Philip Loersch

Philip Loersch masterfully produces drawings of small and large manuscripts, preferably on stone and paper. His central motif is the book as a key cultural medium and data storage. For Loersch, it serves as a projection surface in the intermedial dialogue between original (hand)drawing and legible (written) text. Loersch not only reads books, he makes them his own. What is fascinating about his work is the detailed execution of the drawing with its particular fineness of line. Using the classical means of pencil and ink, he takes the question of what is an original and what is a copy to the extreme.
Loersch’s book stones confront their viewers with their physical presence. Unlike ordinary sculptures, they bear the detailed hand drawing typical for the artist, here applied with black ink and pencil. The covers, painted illusionistically in oil, suggest a book that in fact can neither be opened nor read. The rough edges of the stone stand in harsh contrast to the fine details. They create the impression of standing in front of an archaeological find from the distant past.

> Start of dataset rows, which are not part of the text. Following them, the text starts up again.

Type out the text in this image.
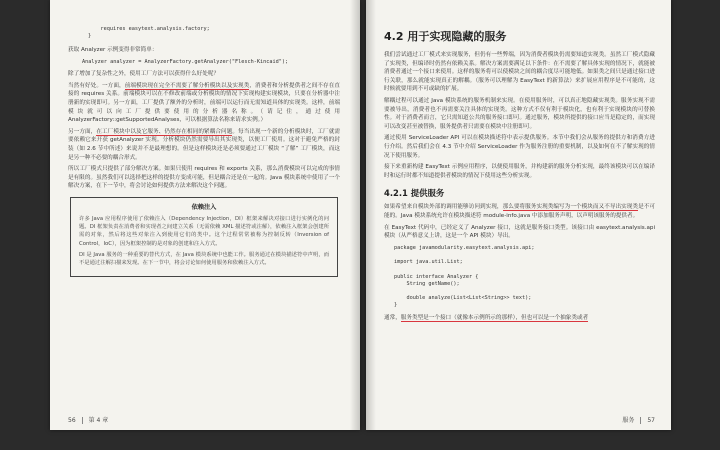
requires easytext.analysis.factory;
}

获取 Analyzer 示例变得非常简单：

Analyzer analyzer = AnalyzerFactory.getAnalyzer("Flesch-Kincaid");

除了增加了复杂性之外，使用工厂方法可以获得什么好处呢？

当然有好处。一方面，前端模块现在完全不需要了解分析模块以及实现类，消费者和分析提供者之间不存在直接的 requires 关系。前端模块可以在不修改前端或分析模块的情况下实现构建实现模块，只要在分析器中注册新的实现即可。另一方面，工厂提供了额外的分析时，前端可以运行而无需知道具体的实现类。这样，前端模块就可以向工厂提供要使用的分析器名称。（请记住，通过使用 AnalyzerFactory::getSupportedAnalyses，可以根据算法名称来请求实例。）

另一方面，在工厂模块中以及它服务、仍然存在相同的紧耦合问题。每当出现一个新的分析模块时，工厂就需要依赖它来开获 getAnalyzer 实现。分析模块仍然需要导出其实现类，以便工厂使用。这对于避免严格的封装（如 2.6 节中所述）来说并不是最理想的。但是这样模块还是必须要通过工厂模块 “了解” 工厂模块，而这是另一种不必要的耦合形式。

所以工厂模式只提供了部分解决方案。如果只使用 requires 和 exports 关系，那么消费模块可以完成的事情是有限的。虽然我们可以选择把这样的提供方变成可能，但是耦合还是在一起的。Java 模块系统中使用了一个解决方案，在下一节中，将会讨论如何提供方法来解决这个问题。

依赖注入

许多 Java 应用程序使用了依赖注入（Dependency Injection，DI）框架来解决对接口进行实例化的问题。DI 框架负责在消费者和实现者之间建立关系（无需依赖 XML 描述符或注解），依赖注入框架会创建所需的对象，然后将这些对象注入到使用它们的类中。这个过程常常被称为控制反转（Inversion of Control，IoC），因为框架控制的是对象的创建和注入方式。

DI 是 Java 服务的一种重要的替代方式，在 Java 模块系统中也能工作。服务通过在模块描述符中声明，而不是通过注解扫描来发现。在下一节中，将会讨论如何使用服务和依赖注入方式。

56 第 4 章
4.2 用于实现隐藏的服务

我们尝试通过工厂模式来实现服务，但仍有一些弊端，因为消费者模块仍需要知道实现类。虽然工厂模式隐藏了实现类，但编译时仍然有依赖关系。解决方案需要满足以下条件：在不需要了解具体实现的情况下，就能被消费者通过一个接口来使用。这样的服务将可以使模块之间的耦合度尽可能地低。如果类之间只是通过接口进行关联，那么就能实现真正的解耦。（服务可以理解为 EasyText 的新算法）来扩展应用程序是不可能的，这时候就要用到不可或缺的扩展。

解耦过程可以通过 Java 模块系统的服务机制来实现。在使用服务时，可以真正地隐藏实现类。服务实现不需要被导出，消费者也不再需要关注具体的实现类。这种方式不仅有利于模块化，也有利于实现模块的可替换性。对于消费者而言，它只需知道公共的服务接口即可。通过服务，模块所提供的接口应当是稳定的，而实现可以改变甚至被替换，服务提供者只需要在模块中注册即可。

通过使用 ServiceLoader API 可以在模块描述符中表示提供服务。本节中我们会从服务的提供方和消费方进行介绍。然后我们会在 4.3 节中介绍 ServiceLoader 作为服务注册的重要机制，以及如何在不了解实现的情况下使用服务。

接下来重新构建 EasyText 示例应用程序，以便使用服务，并构建新的服务分析实现，最终该模块可以在编译时和运行时都不知道提供者模块的情况下使用这些分析实现。

4.2.1 提供服务

如果希望来自模块外部的调用能够访问到实现，那么要将服务实现类编写为一个模块而又不导出实现类是不可能的。Java 模块系统允许在模块描述符 module-info.java 中添加服务声明，以声明该服务的提供者。

在 EasyText 代码中，已经定义了 Analyzer 接口，这就是服务接口类型。该接口由 easytext.analysis.api 模块（从严格意义上讲，这是一个 API 模块）导出。

package javamodularity.easytext.analysis.api;

import java.util.List;

public interface Analyzer {
String getName();

double analyze(List<List<String>> text);
}

通常，服务类型是一个接口（就像本示例所示的那样），但也可以是一个抽象类或者

服务 57
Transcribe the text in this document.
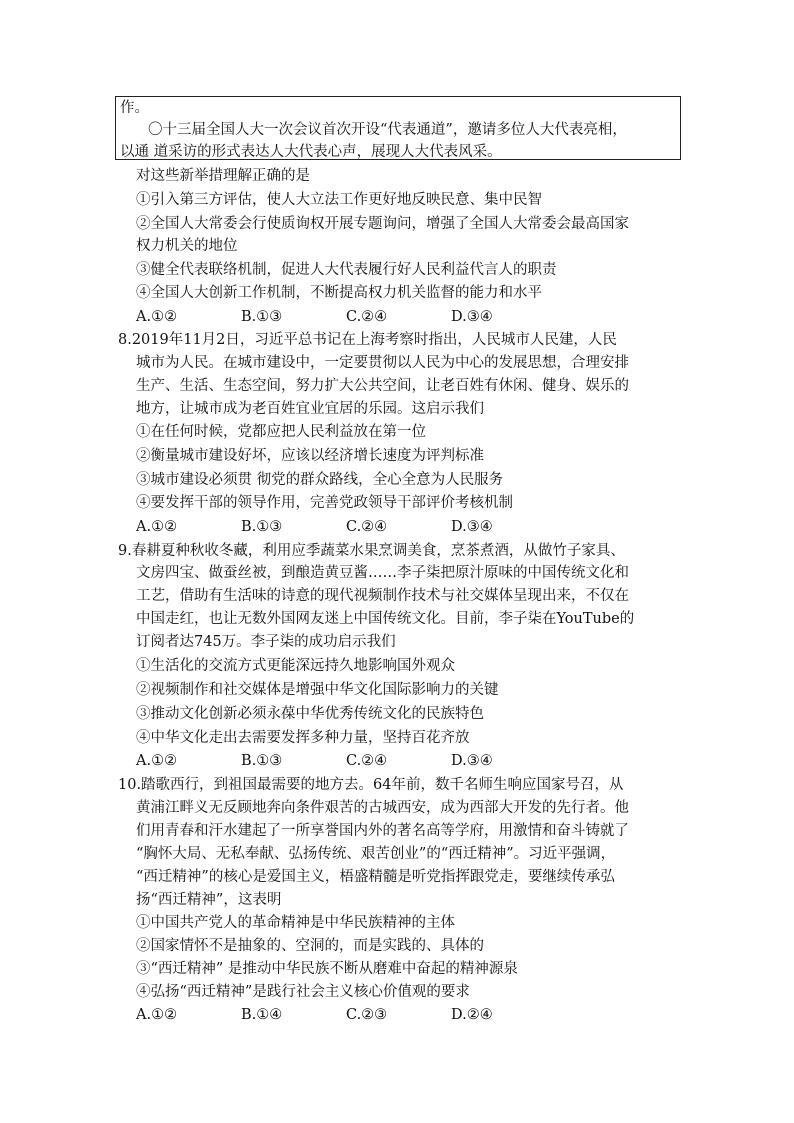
作。
〇十三届全国人大一次会议首次开设“代表通道”，邀请多位人大代表亮相，
以通 道采访的形式表达人大代表心声，展现人大代表风采。
对这些新举措理解正确的是
①引入第三方评估，使人大立法工作更好地反映民意、集中民智
②全国人大常委会行使质询权开展专题询问，增强了全国人大常委会最高国家
权力机关的地位
③健全代表联络机制，促进人大代表履行好人民利益代言人的职责
④全国人大创新工作机制，不断提高权力机关监督的能力和水平
A.①②	B.①③	C.②④	D.③④
8.2019年11月2日，习近平总书记在上海考察时指出，人民城市人民建，人民
城市为人民。在城市建设中，一定要贯彻以人民为中心的发展思想，合理安排
生产、生活、生态空间，努力扩大公共空间，让老百姓有休闲、健身、娱乐的
地方，让城市成为老百姓宜业宜居的乐园。这启示我们
①在任何时候，党都应把人民利益放在第一位
②衡量城市建设好坏，应该以经济增长速度为评判标准
③城市建设必须贯 彻党的群众路线，全心全意为人民服务
④要发挥干部的领导作用，完善党政领导干部评价考核机制
A.①②	B.①③	C.②④	D.③④
9.春耕夏种秋收冬藏，利用应季蔬菜水果烹调美食，烹茶煮酒，从做竹子家具、
文房四宝、做蚕丝被，到酿造黄豆酱……李子柒把原汁原味的中国传统文化和
工艺，借助有生活味的诗意的现代视频制作技术与社交媒体呈现出来，不仅在
中国走红，也让无数外国网友迷上中国传统文化。目前，李子柒在YouTube的
订阅者达745万。李子柒的成功启示我们
①生活化的交流方式更能深远持久地影响国外观众
②视频制作和社交媒体是增强中华文化国际影响力的关键
③推动文化创新必须永葆中华优秀传统文化的民族特色
④中华文化走出去需要发挥多种力量，坚持百花齐放
A.①②	B.①③	C.②④	D.③④
10.踏歌西行，到祖国最需要的地方去。64年前，数千名师生响应国家号召，从
黄浦江畔义无反顾地奔向条件艰苦的古城西安，成为西部大开发的先行者。他
们用青春和汗水建起了一所享誉国内外的著名高等学府，用激情和奋斗铸就了
“胸怀大局、无私奉献、弘扬传统、艰苦创业”的“西迁精神”。习近平强调，
“西迁精神”的核心是爱国主义，梧盛精髓是听党指挥跟党走，要继续传承弘
扬“西迁精神”，这表明
①中国共产党人的革命精神是中华民族精神的主体
②国家情怀不是抽象的、空洞的，而是实践的、具体的
③“西迁精神” 是推动中华民族不断从磨难中奋起的精神源泉
④弘扬“西迁精神”是践行社会主义核心价值观的要求
A.①②	B.①④	C.②③	D.②④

An example is his work ‘Hidden Michelangelo’ (2019), which seemingly preserves excerpts of texts and descriptions as well as illustrations from a monograph on the famous sculptor and painter of the Italian High Renaissance. The transfer of Michelangelo’s ‘Slaves’ (1516, Louvre, Paris) into the detailed black-and-white hand drawing is representative of what Philip Loersch associates with the Italian master in his artistic ambition: ‘the idea that Michelangelo made the figure visible in the stone rather than shaping the stone into the figure. Another idea of my first book works in stone was the thought of endurance, to literally carve things in stone.’ (P. L.) Indeed, some lines in the black soapstone ‘Cuneiform’ (2018) are chiselled directly by the artist and are thus palpable. In a sculptural, handcrafted manner, Loersch refers to the earliest human written artefacts, namely Mesopotamian cuneiform script, which was inscribed on soft clay tablets.
Like the hand drawings on paper, Loersch’s book stones are symbols for the visualisation of human knowledge and knowledge structures. It is upon the viewer to decipher the recorded and carved written images individually. The eye recognises every tiny detail in the often multilingual texts and the illustrations accompanying them. The viewer seeks intimacy and closeness, and thus appropriates the written things individually. They convey the idea of permanence, and the motivation to again and again simulate the act of recalling and renewing knowledge and insight.